Media hora tardas en levantarte del mohoso sofá. No te parece que pueda haber otra cosa más interesante que hacer un domingo. Bostezas, a los veinte segundos vuelves a bostezar y tu estómago te convence de despedirte de tu acomodo —al menos por un rato—. Nunca lo reconocerás, pero extrañas a tu madre y sus guisos —sobre todo a sus guisos—.
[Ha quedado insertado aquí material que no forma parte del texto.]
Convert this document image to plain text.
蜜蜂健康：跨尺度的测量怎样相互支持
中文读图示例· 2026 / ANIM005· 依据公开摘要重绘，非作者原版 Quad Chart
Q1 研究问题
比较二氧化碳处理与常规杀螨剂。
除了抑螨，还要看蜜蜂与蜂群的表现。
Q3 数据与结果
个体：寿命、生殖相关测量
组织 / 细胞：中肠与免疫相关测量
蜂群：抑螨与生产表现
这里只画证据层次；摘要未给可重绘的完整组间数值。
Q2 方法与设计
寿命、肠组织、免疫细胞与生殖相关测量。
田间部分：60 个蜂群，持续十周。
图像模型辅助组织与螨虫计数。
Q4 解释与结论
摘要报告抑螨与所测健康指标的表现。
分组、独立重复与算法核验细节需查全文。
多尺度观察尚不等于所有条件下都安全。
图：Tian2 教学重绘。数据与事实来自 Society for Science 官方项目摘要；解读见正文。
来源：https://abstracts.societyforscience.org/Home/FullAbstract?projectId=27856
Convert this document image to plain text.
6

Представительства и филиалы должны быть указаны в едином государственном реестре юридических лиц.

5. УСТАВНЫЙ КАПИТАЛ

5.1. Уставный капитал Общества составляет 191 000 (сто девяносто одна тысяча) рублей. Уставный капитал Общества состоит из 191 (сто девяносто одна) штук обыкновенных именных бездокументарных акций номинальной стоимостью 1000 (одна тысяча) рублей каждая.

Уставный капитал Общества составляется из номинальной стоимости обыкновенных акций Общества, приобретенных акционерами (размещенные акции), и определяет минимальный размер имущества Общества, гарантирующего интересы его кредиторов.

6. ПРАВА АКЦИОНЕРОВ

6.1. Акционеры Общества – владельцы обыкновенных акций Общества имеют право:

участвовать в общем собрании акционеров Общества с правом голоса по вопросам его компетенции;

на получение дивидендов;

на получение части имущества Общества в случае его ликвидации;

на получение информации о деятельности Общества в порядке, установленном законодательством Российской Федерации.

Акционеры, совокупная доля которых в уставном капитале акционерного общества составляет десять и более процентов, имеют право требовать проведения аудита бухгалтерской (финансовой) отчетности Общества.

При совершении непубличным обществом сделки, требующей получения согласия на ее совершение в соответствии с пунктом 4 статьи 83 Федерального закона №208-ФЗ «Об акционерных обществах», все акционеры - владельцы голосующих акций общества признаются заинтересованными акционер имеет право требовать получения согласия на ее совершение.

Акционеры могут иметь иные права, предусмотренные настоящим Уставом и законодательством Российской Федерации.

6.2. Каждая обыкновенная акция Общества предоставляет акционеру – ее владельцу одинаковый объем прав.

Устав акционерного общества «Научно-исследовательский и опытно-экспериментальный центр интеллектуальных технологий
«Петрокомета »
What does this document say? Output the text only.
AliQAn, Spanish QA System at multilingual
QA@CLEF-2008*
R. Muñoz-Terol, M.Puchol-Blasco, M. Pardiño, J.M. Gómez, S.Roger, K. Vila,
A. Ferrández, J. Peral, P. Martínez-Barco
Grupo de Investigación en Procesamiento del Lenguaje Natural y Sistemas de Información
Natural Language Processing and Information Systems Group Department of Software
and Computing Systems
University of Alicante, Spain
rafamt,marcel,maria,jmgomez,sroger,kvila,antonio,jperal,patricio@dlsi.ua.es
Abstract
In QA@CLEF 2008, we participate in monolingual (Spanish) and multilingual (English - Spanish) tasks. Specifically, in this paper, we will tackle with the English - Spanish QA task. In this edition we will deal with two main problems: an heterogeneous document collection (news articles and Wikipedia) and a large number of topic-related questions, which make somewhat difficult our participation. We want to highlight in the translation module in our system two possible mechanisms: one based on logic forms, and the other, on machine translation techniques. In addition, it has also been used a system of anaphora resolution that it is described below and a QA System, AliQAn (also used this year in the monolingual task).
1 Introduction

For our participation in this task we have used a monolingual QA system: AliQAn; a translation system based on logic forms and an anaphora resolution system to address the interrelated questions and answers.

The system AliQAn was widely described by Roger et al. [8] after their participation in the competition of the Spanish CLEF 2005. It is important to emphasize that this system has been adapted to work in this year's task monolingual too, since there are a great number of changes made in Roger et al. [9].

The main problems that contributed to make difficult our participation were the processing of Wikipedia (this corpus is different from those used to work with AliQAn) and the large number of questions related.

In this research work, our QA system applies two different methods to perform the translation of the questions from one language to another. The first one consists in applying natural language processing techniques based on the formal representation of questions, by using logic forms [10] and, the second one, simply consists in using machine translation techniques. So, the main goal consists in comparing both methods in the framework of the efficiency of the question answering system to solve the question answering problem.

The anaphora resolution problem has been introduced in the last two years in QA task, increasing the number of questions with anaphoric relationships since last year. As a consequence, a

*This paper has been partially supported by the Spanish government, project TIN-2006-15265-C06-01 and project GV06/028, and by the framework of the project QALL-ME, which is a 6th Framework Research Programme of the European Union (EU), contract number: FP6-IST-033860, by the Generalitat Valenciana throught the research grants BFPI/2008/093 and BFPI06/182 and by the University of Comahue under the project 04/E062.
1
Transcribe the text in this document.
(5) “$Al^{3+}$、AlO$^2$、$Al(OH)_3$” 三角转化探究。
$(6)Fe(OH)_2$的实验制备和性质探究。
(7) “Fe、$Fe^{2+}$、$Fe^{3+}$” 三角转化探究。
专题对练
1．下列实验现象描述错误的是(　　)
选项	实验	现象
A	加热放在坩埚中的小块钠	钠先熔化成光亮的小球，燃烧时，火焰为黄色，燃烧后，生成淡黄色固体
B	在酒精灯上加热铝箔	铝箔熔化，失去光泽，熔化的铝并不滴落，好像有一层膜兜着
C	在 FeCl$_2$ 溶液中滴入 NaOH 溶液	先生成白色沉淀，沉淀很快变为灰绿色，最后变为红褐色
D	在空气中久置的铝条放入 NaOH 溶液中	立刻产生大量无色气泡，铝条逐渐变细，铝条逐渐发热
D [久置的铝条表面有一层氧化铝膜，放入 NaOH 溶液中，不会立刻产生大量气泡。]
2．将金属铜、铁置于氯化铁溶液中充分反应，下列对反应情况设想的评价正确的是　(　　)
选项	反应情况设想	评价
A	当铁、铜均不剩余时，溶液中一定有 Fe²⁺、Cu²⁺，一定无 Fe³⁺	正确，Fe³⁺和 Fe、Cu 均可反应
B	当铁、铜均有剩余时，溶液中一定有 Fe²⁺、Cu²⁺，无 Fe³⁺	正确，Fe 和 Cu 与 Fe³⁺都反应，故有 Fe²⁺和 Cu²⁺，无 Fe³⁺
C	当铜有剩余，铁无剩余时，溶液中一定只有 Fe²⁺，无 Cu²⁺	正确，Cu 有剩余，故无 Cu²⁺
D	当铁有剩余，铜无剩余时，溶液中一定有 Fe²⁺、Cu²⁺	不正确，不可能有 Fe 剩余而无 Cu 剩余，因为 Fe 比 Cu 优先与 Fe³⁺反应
Ya en la cocina el reencuentro con tu taza de café te trae recuerdos amargos de algunas horas atrás. Piensas en ella como un buen almuerzo, pero lo descartas por el excesivo esfuerzo de recalentarlo para tan poca recompensa. Conviertes pues a la nevera en tu esperanza, así que la abres y descubres que solo te quedaba un bol lleno de lechuga, madre de una manta de hongos. Deberías tirarlo, pero le has cogido cariño y te sentirías como un irresponsable desechando aquel pequeño lecho de vida. Algún día iría a la universidad.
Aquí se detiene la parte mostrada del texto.